À l'ONU, le Royaume-Uni, la France, l'Allemagne et le Portugal font pour le moment circuler au sein du Conseil de Sécurité un projet de condamnation de la répression qui pourrait être rendu public mardi si les 15 parviennent à un accord unanime.

Iront-ils jusqu'à des sanctions onusiennes ? Le cas de la Syrie est différent de celui de la Libye pour laquelle ses propres représentants, qui avaient fait défection, avaient demandé au Conseil de Sécurité des sanctions, relève un diplomate onusien.

En outre, au sein de cette instance, «il y a peu de chances que la Russie soit très enthousiaste pour une réaction forte contre un pays souverain», a précisé ce diplomate.

Selon Nadim Shehadi, les occidentaux sont «traumatisés par les syndromes de l'Irak et de la Libye» ce qui explique en partie leurs hésitations face à la Syrie.

Le «rôle-clé de Damas au Proche-Orient», face à Israël et au Liban notamment a aussi pesé, relève un diplomate européen.
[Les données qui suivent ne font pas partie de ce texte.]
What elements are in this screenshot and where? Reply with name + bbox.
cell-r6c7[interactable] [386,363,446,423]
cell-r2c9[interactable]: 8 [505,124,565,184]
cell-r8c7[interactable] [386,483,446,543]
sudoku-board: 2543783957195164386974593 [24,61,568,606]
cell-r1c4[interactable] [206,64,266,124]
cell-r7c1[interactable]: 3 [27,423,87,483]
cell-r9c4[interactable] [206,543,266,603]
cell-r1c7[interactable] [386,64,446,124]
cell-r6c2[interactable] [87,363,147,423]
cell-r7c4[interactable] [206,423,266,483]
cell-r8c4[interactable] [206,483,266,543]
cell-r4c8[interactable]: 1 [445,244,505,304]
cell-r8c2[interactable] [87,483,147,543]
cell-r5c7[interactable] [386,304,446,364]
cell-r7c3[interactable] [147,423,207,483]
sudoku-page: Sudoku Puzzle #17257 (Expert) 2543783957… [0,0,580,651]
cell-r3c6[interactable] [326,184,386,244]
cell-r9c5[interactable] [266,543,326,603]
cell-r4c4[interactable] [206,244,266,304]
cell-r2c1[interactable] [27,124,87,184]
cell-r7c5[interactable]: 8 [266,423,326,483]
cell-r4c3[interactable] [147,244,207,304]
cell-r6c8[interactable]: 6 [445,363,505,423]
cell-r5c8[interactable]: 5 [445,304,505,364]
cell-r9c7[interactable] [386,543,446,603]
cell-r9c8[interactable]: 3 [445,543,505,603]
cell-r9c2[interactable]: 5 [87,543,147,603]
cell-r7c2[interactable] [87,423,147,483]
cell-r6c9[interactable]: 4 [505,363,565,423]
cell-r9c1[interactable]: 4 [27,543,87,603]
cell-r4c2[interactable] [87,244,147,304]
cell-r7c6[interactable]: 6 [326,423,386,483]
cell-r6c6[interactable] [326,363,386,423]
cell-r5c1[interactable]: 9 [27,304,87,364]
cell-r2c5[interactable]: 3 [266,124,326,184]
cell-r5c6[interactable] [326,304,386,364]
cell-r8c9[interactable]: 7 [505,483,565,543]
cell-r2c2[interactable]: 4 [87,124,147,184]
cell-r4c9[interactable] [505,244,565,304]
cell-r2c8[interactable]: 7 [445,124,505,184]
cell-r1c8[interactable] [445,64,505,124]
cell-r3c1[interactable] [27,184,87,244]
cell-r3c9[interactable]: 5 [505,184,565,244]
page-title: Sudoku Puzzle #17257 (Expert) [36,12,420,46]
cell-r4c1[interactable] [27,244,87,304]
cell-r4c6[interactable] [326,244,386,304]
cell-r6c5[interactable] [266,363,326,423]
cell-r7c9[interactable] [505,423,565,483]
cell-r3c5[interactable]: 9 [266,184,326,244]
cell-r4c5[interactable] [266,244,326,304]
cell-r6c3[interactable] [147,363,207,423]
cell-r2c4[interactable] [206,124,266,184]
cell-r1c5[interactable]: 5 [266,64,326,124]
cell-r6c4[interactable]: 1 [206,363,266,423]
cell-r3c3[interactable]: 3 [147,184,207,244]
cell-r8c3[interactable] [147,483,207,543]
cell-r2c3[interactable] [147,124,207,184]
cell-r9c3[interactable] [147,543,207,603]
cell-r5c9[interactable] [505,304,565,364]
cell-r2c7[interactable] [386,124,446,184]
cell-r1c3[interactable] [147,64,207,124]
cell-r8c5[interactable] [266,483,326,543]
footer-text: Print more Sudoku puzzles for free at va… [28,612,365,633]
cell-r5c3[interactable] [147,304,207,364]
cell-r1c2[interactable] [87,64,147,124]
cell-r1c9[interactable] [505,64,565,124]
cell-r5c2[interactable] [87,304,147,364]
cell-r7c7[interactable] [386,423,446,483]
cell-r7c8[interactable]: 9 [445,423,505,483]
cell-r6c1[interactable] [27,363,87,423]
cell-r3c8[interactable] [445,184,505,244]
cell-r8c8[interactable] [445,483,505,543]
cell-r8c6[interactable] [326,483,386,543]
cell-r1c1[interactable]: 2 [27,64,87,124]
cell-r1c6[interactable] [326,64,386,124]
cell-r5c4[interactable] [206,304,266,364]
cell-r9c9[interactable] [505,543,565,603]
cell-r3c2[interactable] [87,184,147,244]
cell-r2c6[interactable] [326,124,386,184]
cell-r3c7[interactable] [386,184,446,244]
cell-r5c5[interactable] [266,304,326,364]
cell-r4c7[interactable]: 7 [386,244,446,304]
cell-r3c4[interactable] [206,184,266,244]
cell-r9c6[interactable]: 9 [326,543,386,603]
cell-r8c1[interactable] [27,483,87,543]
Washington en particulier aurait voulu faire de la Syrie une tête de pont pour une offensive diplomatique dans la région.

Ces dernières semaines, les Américains étaient soucieux de ne pas fournir un regain de «légitimité nationaliste» au régime syrien en donnant l'impression d'une ingérence étrangère, observe Alvaro de Vasconcelos, directeur de l'Institut d'Etudes de sécurité de l'UE.

Mais cette prudence «n'a plus de sens aujourd'hui» compte tenu de l'ampleur de la répression, note-t-il.

Des gels d'avoirs et de relations commerciales avec certains responsables syriens sont envisagés à Washington.

Les Européens, qui ont des relations beaucoup plus poussées avec Damas, doivent aller plus loin, considère M. de Vasconcelos, par exemple «en suspendant toute coopération avec la Syrie», et en lui «signifiant qu'on ne peut massacrer impunément ses citoyens».